Inflamed Tumor Markers
Inflamed tumors show evidence of immune-cell infiltration and activation in the tumor microenvironment.1 Several biomarkers exist that are reflective of an inflamed tumor microenvironment:
Programmed death ligand 1 (PD-L1)
Programmed death ligand 1 (PD-L1) is a ligand for the immune checkpoint receptor programmed death receptor-1 (PD-1) expressed on the surface of cytotoxic T cells.1,2 PD-L1 expression may be present at any point along a continuum of expression. Within a tumor sample, between 0% and 100% of cells may express PD-L1.3-5
- PD-L1 expression can be determined by IHC assay and can be detected on tumor and immune cells5
- As multiple IHC assays are available, many studies have compared their analytical performance6,7
The expression of PD-L1 has implications for clinical relevance. PD-L1 expression may vary by tumor type, histology, location, and line of therapy.3,5,8,9
- Cutoff points for defining high PD-L1 expression may differ between tumor types9
Research is ongoing to better understand the role of PD-L1 as an I-O biomarker.

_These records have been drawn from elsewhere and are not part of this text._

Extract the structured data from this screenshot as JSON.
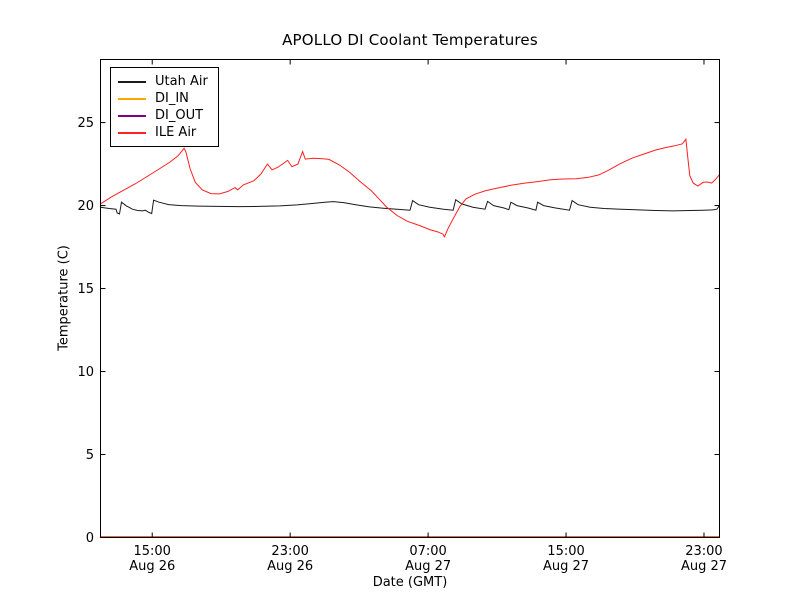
{
  "figure": {
    "background": "#ffffff"
  },
  "chart_data": {
    "type": "line",
    "title": "APOLLO DI Coolant Temperatures",
    "xlabel": "Date (GMT)",
    "ylabel": "Temperature (C)",
    "grid": false,
    "legend_position": "upper-left",
    "x_unit_note": "hours since Aug 26 12:00 GMT",
    "xlim": [
      0,
      35.9
    ],
    "ylim": [
      0,
      28.8
    ],
    "x_ticks": [
      {
        "t": 3,
        "time": "15:00",
        "date": "Aug 26"
      },
      {
        "t": 11,
        "time": "23:00",
        "date": "Aug 26"
      },
      {
        "t": 19,
        "time": "07:00",
        "date": "Aug 27"
      },
      {
        "t": 27,
        "time": "15:00",
        "date": "Aug 27"
      },
      {
        "t": 35,
        "time": "23:00",
        "date": "Aug 27"
      }
    ],
    "y_ticks": [
      0,
      5,
      10,
      15,
      20,
      25
    ],
    "axis_color": "#000000",
    "series": [
      {
        "name": "Utah Air",
        "color": "#1a1a1a",
        "points": [
          [
            0,
            19.9
          ],
          [
            0.5,
            19.82
          ],
          [
            0.9,
            19.78
          ],
          [
            0.97,
            19.55
          ],
          [
            1.1,
            19.5
          ],
          [
            1.22,
            20.2
          ],
          [
            1.5,
            19.98
          ],
          [
            1.85,
            19.78
          ],
          [
            2.15,
            19.7
          ],
          [
            2.45,
            19.68
          ],
          [
            2.6,
            19.72
          ],
          [
            2.78,
            19.6
          ],
          [
            2.97,
            19.52
          ],
          [
            3.08,
            20.32
          ],
          [
            3.4,
            20.2
          ],
          [
            3.95,
            20.06
          ],
          [
            4.7,
            20.0
          ],
          [
            5.7,
            19.97
          ],
          [
            6.8,
            19.95
          ],
          [
            8.0,
            19.94
          ],
          [
            9.2,
            19.95
          ],
          [
            10.4,
            19.98
          ],
          [
            11.4,
            20.04
          ],
          [
            12.2,
            20.12
          ],
          [
            13.0,
            20.2
          ],
          [
            13.5,
            20.24
          ],
          [
            14.1,
            20.18
          ],
          [
            14.8,
            20.05
          ],
          [
            15.6,
            19.92
          ],
          [
            16.4,
            19.84
          ],
          [
            17.2,
            19.78
          ],
          [
            17.95,
            19.72
          ],
          [
            18.1,
            20.3
          ],
          [
            18.45,
            20.05
          ],
          [
            19.1,
            19.9
          ],
          [
            19.9,
            19.78
          ],
          [
            20.45,
            19.72
          ],
          [
            20.6,
            20.35
          ],
          [
            20.95,
            20.1
          ],
          [
            21.6,
            19.9
          ],
          [
            22.3,
            19.78
          ],
          [
            22.45,
            20.25
          ],
          [
            22.8,
            20.0
          ],
          [
            23.4,
            19.85
          ],
          [
            23.68,
            19.75
          ],
          [
            23.8,
            20.2
          ],
          [
            24.15,
            20.0
          ],
          [
            24.8,
            19.85
          ],
          [
            25.25,
            19.72
          ],
          [
            25.35,
            20.2
          ],
          [
            25.7,
            20.0
          ],
          [
            26.4,
            19.85
          ],
          [
            27.2,
            19.72
          ],
          [
            27.35,
            20.3
          ],
          [
            27.7,
            20.05
          ],
          [
            28.4,
            19.9
          ],
          [
            29.2,
            19.82
          ],
          [
            30.2,
            19.78
          ],
          [
            31.2,
            19.74
          ],
          [
            32.2,
            19.7
          ],
          [
            33.2,
            19.68
          ],
          [
            34.2,
            19.7
          ],
          [
            35.0,
            19.72
          ],
          [
            35.5,
            19.74
          ],
          [
            35.75,
            19.78
          ],
          [
            35.88,
            19.98
          ]
        ]
      },
      {
        "name": "DI_IN",
        "color": "#ffa500",
        "points": [
          [
            0,
            0
          ],
          [
            35.88,
            0
          ]
        ]
      },
      {
        "name": "DI_OUT",
        "color": "#800080",
        "points": [
          [
            0,
            0
          ],
          [
            35.88,
            0
          ]
        ]
      },
      {
        "name": "ILE Air",
        "color": "#ff2020",
        "points": [
          [
            0,
            20.1
          ],
          [
            0.6,
            20.5
          ],
          [
            1.3,
            20.9
          ],
          [
            2.0,
            21.3
          ],
          [
            2.7,
            21.75
          ],
          [
            3.4,
            22.2
          ],
          [
            4.0,
            22.6
          ],
          [
            4.5,
            23.0
          ],
          [
            4.85,
            23.45
          ],
          [
            4.95,
            23.25
          ],
          [
            5.2,
            22.2
          ],
          [
            5.5,
            21.4
          ],
          [
            5.9,
            20.95
          ],
          [
            6.4,
            20.72
          ],
          [
            6.9,
            20.7
          ],
          [
            7.4,
            20.85
          ],
          [
            7.8,
            21.08
          ],
          [
            7.95,
            20.95
          ],
          [
            8.3,
            21.25
          ],
          [
            8.9,
            21.5
          ],
          [
            9.3,
            21.9
          ],
          [
            9.68,
            22.5
          ],
          [
            9.95,
            22.15
          ],
          [
            10.3,
            22.32
          ],
          [
            10.85,
            22.72
          ],
          [
            11.1,
            22.35
          ],
          [
            11.45,
            22.5
          ],
          [
            11.72,
            23.25
          ],
          [
            11.88,
            22.8
          ],
          [
            12.35,
            22.85
          ],
          [
            12.9,
            22.82
          ],
          [
            13.25,
            22.78
          ],
          [
            13.85,
            22.45
          ],
          [
            14.45,
            22.0
          ],
          [
            15.05,
            21.45
          ],
          [
            15.7,
            20.9
          ],
          [
            16.2,
            20.35
          ],
          [
            16.6,
            19.9
          ],
          [
            17.2,
            19.4
          ],
          [
            17.8,
            19.05
          ],
          [
            18.5,
            18.8
          ],
          [
            19.1,
            18.55
          ],
          [
            19.6,
            18.4
          ],
          [
            19.85,
            18.28
          ],
          [
            19.95,
            18.12
          ],
          [
            20.15,
            18.6
          ],
          [
            20.5,
            19.3
          ],
          [
            20.85,
            19.95
          ],
          [
            21.2,
            20.4
          ],
          [
            21.7,
            20.68
          ],
          [
            22.3,
            20.88
          ],
          [
            23.0,
            21.05
          ],
          [
            23.8,
            21.22
          ],
          [
            24.6,
            21.35
          ],
          [
            25.4,
            21.45
          ],
          [
            26.1,
            21.55
          ],
          [
            26.8,
            21.6
          ],
          [
            27.6,
            21.62
          ],
          [
            28.3,
            21.7
          ],
          [
            28.9,
            21.85
          ],
          [
            29.5,
            22.15
          ],
          [
            30.1,
            22.5
          ],
          [
            30.8,
            22.85
          ],
          [
            31.5,
            23.1
          ],
          [
            32.2,
            23.35
          ],
          [
            32.8,
            23.5
          ],
          [
            33.3,
            23.6
          ],
          [
            33.75,
            23.72
          ],
          [
            33.95,
            24.0
          ],
          [
            34.05,
            23.0
          ],
          [
            34.18,
            21.8
          ],
          [
            34.38,
            21.35
          ],
          [
            34.65,
            21.18
          ],
          [
            34.95,
            21.4
          ],
          [
            35.2,
            21.42
          ],
          [
            35.45,
            21.35
          ],
          [
            35.65,
            21.55
          ],
          [
            35.88,
            21.85
          ]
        ]
      }
    ]
  }
}
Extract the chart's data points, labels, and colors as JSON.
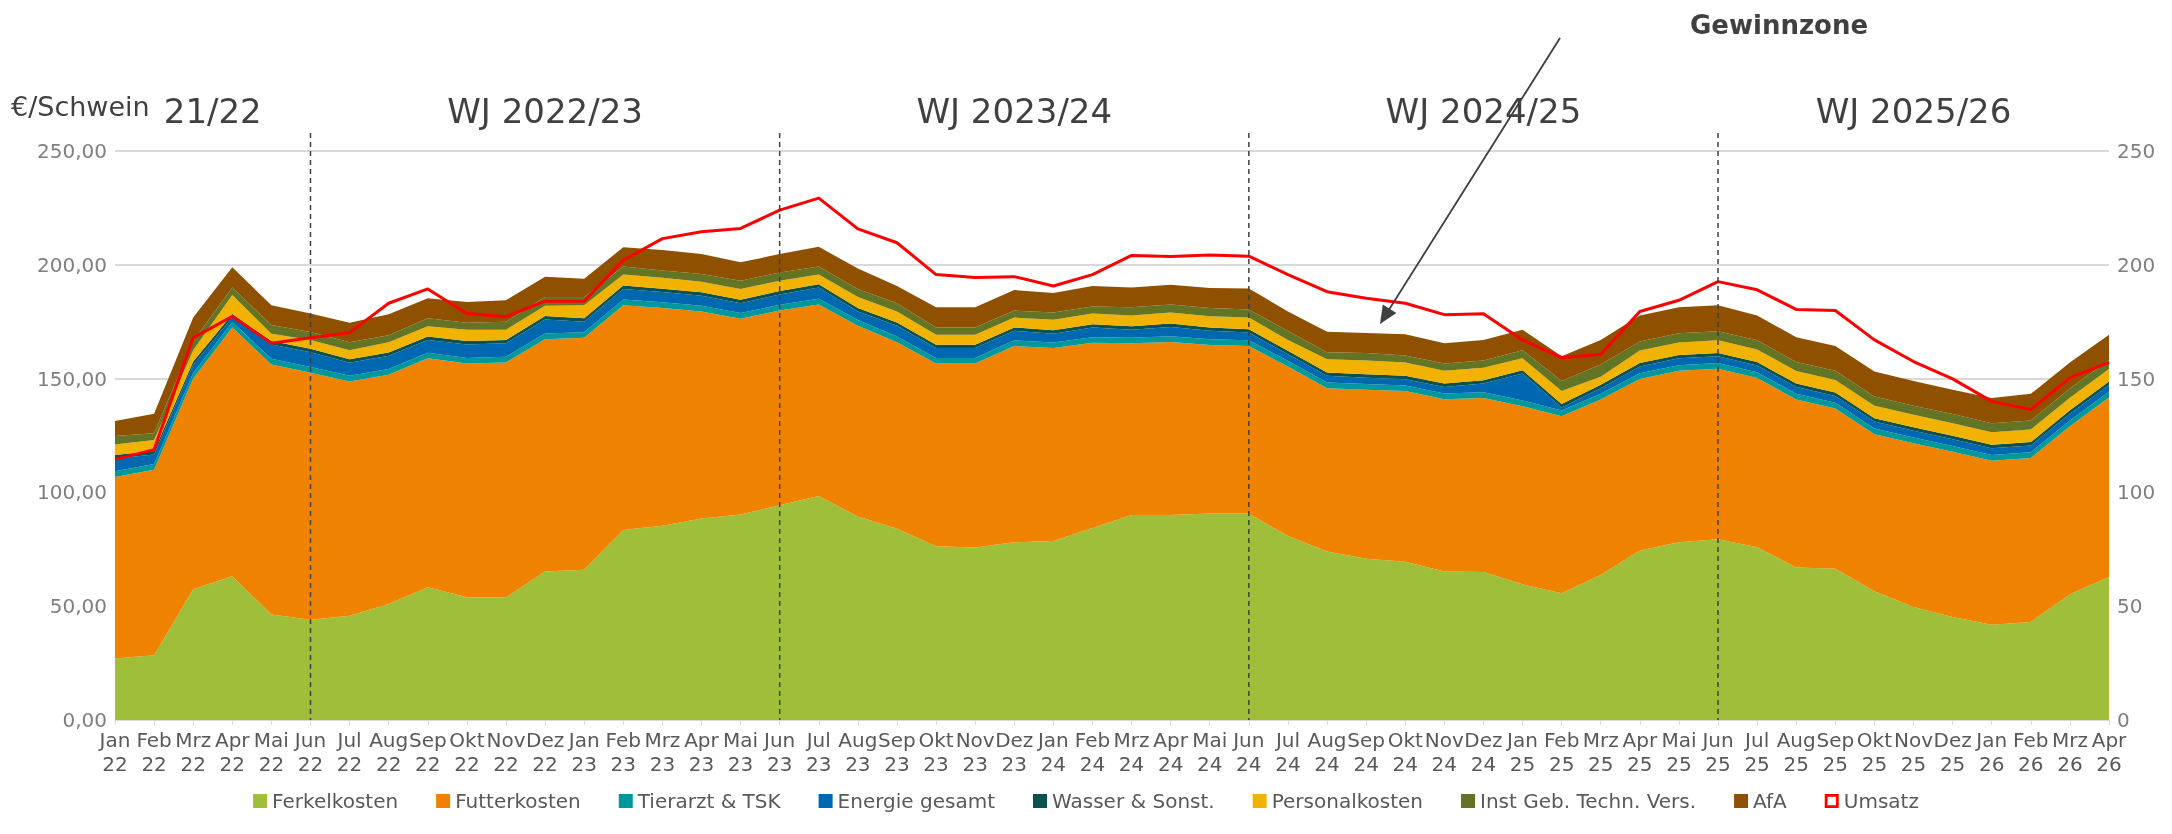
{
  "chart_data": {
    "type": "area",
    "stacked": true,
    "ylabel": "€/Schwein",
    "categories": [
      "Jan 22",
      "Feb 22",
      "Mrz 22",
      "Apr 22",
      "Mai 22",
      "Jun 22",
      "Jul 22",
      "Aug 22",
      "Sep 22",
      "Okt 22",
      "Nov 22",
      "Dez 22",
      "Jan 23",
      "Feb 23",
      "Mrz 23",
      "Apr 23",
      "Mai 23",
      "Jun 23",
      "Jul 23",
      "Aug 23",
      "Sep 23",
      "Okt 23",
      "Nov 23",
      "Dez 23",
      "Jan 24",
      "Feb 24",
      "Mrz 24",
      "Apr 24",
      "Mai 24",
      "Jun 24",
      "Jul 24",
      "Aug 24",
      "Sep 24",
      "Okt 24",
      "Nov 24",
      "Dez 24",
      "Jan 25",
      "Feb 25",
      "Mrz 25",
      "Apr 25",
      "Mai 25",
      "Jun 25",
      "Jul 25",
      "Aug 25",
      "Sep 25",
      "Okt 25",
      "Nov 25",
      "Dez 25",
      "Jan 26",
      "Feb 26",
      "Mrz 26",
      "Apr 26"
    ],
    "series": [
      {
        "name": "Ferkelkosten",
        "color": "#9fbe3a",
        "values": [
          27,
          28.4,
          57.5,
          63.2,
          46.3,
          44,
          45.8,
          51,
          58.3,
          53.9,
          53.9,
          65.2,
          66,
          83.5,
          85.3,
          88.5,
          90.3,
          94.3,
          98.4,
          89.4,
          84,
          76.3,
          75.8,
          78.1,
          78.6,
          84.4,
          90.1,
          90.1,
          90.7,
          90.7,
          80.8,
          74,
          70.9,
          69.5,
          65.2,
          65,
          59.6,
          55.7,
          63.7,
          74.5,
          78.1,
          79.4,
          75.9,
          67,
          66.4,
          56.6,
          49.7,
          45.2,
          41.8,
          43.1,
          55.3,
          62.8
        ]
      },
      {
        "name": "Futterkosten",
        "color": "#ef8300",
        "values": [
          79.8,
          81.6,
          92.5,
          109.2,
          109.9,
          108.6,
          102.9,
          100.7,
          100.6,
          102.7,
          103.2,
          102.1,
          101.9,
          98.7,
          95.7,
          91,
          86,
          85.6,
          84.2,
          83.8,
          82,
          80.3,
          80.8,
          86.2,
          84.8,
          81.3,
          75.4,
          76,
          74.1,
          73.6,
          74.5,
          71.8,
          74.2,
          75,
          75.7,
          76.5,
          78.3,
          77.8,
          77.1,
          75.3,
          75.3,
          74.9,
          74.4,
          73.8,
          70.5,
          69,
          71.9,
          72.7,
          72.1,
          72,
          73.8,
          78.9
        ]
      },
      {
        "name": "Tierarzt & TSK",
        "color": "#00989a",
        "values": [
          2.5,
          2.5,
          2.5,
          2.5,
          2.5,
          2.5,
          2.5,
          2.5,
          2.5,
          2.5,
          2.5,
          2.5,
          2.5,
          2.5,
          2.5,
          2.5,
          2.5,
          2.5,
          2.5,
          2.5,
          2.5,
          2.5,
          2.5,
          2.5,
          2.5,
          2.5,
          2.5,
          2.5,
          2.5,
          2.5,
          2.5,
          2.5,
          2.5,
          2.5,
          2.5,
          2.5,
          2.5,
          2.5,
          2.5,
          2.5,
          2.5,
          2.5,
          2.5,
          2.5,
          2.5,
          2.5,
          2.5,
          2.5,
          2.5,
          2.5,
          2.5,
          2.5
        ]
      },
      {
        "name": "Energie gesamt",
        "color": "#0067b1",
        "values": [
          5.6,
          4.2,
          3.5,
          2,
          6.3,
          6.5,
          5.8,
          5.8,
          5.6,
          5.9,
          5.9,
          6.2,
          4.6,
          4.7,
          4.5,
          4.4,
          4.3,
          4.6,
          4.9,
          3.8,
          4.7,
          4.3,
          4.3,
          4.2,
          3.8,
          4.2,
          3.5,
          4.1,
          3.7,
          3.4,
          2.9,
          2.9,
          2.8,
          2.7,
          2.9,
          3.8,
          11.8,
          1.3,
          2.5,
          3,
          3,
          3,
          3,
          3,
          3,
          3,
          3,
          3,
          3,
          3,
          3,
          3
        ]
      },
      {
        "name": "Wasser & Sonst.",
        "color": "#0b5150",
        "values": [
          1.5,
          1.5,
          1.5,
          1.5,
          1.5,
          1.5,
          1.5,
          1.5,
          1.5,
          1.5,
          1.5,
          1.5,
          1.5,
          1.5,
          1.5,
          1.5,
          1.5,
          1.5,
          1.5,
          1.5,
          1.5,
          1.5,
          1.5,
          1.5,
          1.5,
          1.5,
          1.5,
          1.5,
          1.5,
          1.5,
          1.5,
          1.5,
          1.5,
          1.5,
          1.5,
          1.5,
          1.5,
          1.5,
          1.5,
          1.5,
          1.5,
          1.5,
          1.5,
          1.5,
          1.5,
          1.5,
          1.5,
          1.5,
          1.5,
          1.5,
          1.5,
          1.5
        ]
      },
      {
        "name": "Personalkosten",
        "color": "#f2b200",
        "values": [
          4.6,
          4.8,
          5,
          8.3,
          3.2,
          3.9,
          4,
          4.5,
          4.5,
          5,
          4.5,
          4.5,
          5.7,
          4.8,
          4.8,
          4.6,
          4.8,
          4.5,
          4.2,
          4.8,
          4.8,
          4.4,
          4.4,
          4.3,
          4.7,
          4.7,
          4.7,
          4.8,
          4.9,
          5.1,
          4.8,
          5.8,
          6.1,
          5.9,
          5.7,
          5.5,
          5.2,
          5.7,
          3.5,
          5.5,
          5.5,
          5.5,
          5.5,
          5.5,
          5.5,
          5.5,
          5.5,
          5.5,
          5.5,
          5.5,
          5.5,
          5.5
        ]
      },
      {
        "name": "Inst Geb. Techn. Vers.",
        "color": "#647425",
        "values": [
          3.8,
          3,
          4,
          3.3,
          3.9,
          3.5,
          3.5,
          3,
          3.5,
          3,
          3.5,
          3.8,
          3.6,
          3.6,
          3.2,
          3.5,
          3.6,
          3.6,
          3.6,
          3.6,
          3.6,
          3.1,
          3.1,
          3.1,
          3.1,
          3.1,
          3.6,
          3.6,
          3.6,
          3.6,
          3.9,
          3.1,
          3.2,
          3,
          3.1,
          3.2,
          3.6,
          4.5,
          5.4,
          4,
          4,
          4,
          4,
          4,
          4,
          4,
          4,
          4,
          4,
          4,
          4,
          4
        ]
      },
      {
        "name": "AfA",
        "color": "#8f5000",
        "values": [
          6.6,
          8.6,
          10.3,
          8.9,
          8.6,
          8.1,
          8.5,
          9.3,
          8.8,
          9.2,
          9.4,
          9,
          8.1,
          8.4,
          9,
          8.7,
          8.1,
          8.1,
          8.6,
          9,
          7.6,
          8.9,
          8.9,
          9,
          8.6,
          9,
          8.7,
          8.6,
          8.8,
          9.2,
          8.6,
          9,
          8.8,
          9.4,
          8.9,
          9,
          9,
          10.8,
          10.8,
          11.4,
          11.4,
          11.4,
          10.9,
          10.9,
          10.9,
          11,
          10.9,
          10.7,
          11.1,
          11.7,
          11.5,
          11.1
        ]
      },
      {
        "name": "Umsatz",
        "type": "line",
        "color": "#ff0000",
        "values": [
          114.5,
          118.8,
          167.9,
          177.4,
          165.5,
          167.9,
          170.2,
          183.1,
          189.4,
          178.6,
          177.2,
          184,
          184,
          202,
          211.5,
          214.5,
          216,
          224,
          229.3,
          215.8,
          209.7,
          195.7,
          194.4,
          194.8,
          190.7,
          195.7,
          204.1,
          203.6,
          204.3,
          203.8,
          195.7,
          188.2,
          185.3,
          183.1,
          178.1,
          178.5,
          167,
          159.2,
          160.7,
          179.5,
          184.4,
          192.6,
          189,
          180.4,
          179.9,
          167,
          157.5,
          149.9,
          140,
          136.4,
          150.3,
          157.1
        ]
      }
    ],
    "ylim": [
      0,
      250
    ],
    "yticks": [
      {
        "value": 0,
        "label": "0,00"
      },
      {
        "value": 50,
        "label": "50,00"
      },
      {
        "value": 100,
        "label": "100,00"
      },
      {
        "value": 150,
        "label": "150,00"
      },
      {
        "value": 200,
        "label": "200,00"
      },
      {
        "value": 250,
        "label": "250,00"
      }
    ],
    "y2lim": [
      0,
      250
    ],
    "y2ticks": [
      0,
      50,
      100,
      150,
      200,
      250
    ],
    "ref_lines": [
      {
        "axis": "x",
        "value": "Jun 22",
        "line_style": "dashed",
        "color": "#404040"
      },
      {
        "axis": "x",
        "value": "Jun 23",
        "line_style": "dashed",
        "color": "#404040"
      },
      {
        "axis": "x",
        "value": "Jun 24",
        "line_style": "dashed",
        "color": "#404040"
      },
      {
        "axis": "x",
        "value": "Jun 25",
        "line_style": "dashed",
        "color": "#404040"
      }
    ],
    "annotations": [
      "21/22",
      "WJ 2022/23",
      "WJ 2023/24",
      "WJ 2024/25",
      "WJ 2025/26",
      "Gewinnzone"
    ],
    "grid": "y",
    "legend": "bottom",
    "marker": "none",
    "line_style": "solid"
  }
}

Programmed death ligand 2 (PD-L2)
Programmed death ligand 2 (PD-L2) is a ligand for the immune checkpoint receptor PD-1 expressed on the surface of cytotoxic T cells.1,2 PD-L2 has a higher affinity than PD-L1 for PD-1, but is expressed at lower levels.3,4 PD-L2 may present at any point along a continuum of expression. Within a tumor sample, PD-L2 expression can range from absent to greater than 70%.3,5,6 Expression of PD-L2 may vary by tumor type, histology, and cell type.5,7-9 PD-L2 expression can be determined by IHC assay and detected on tumor and immune cells.3,9
PD-L2 is currently under investigation as an I-O biomarker.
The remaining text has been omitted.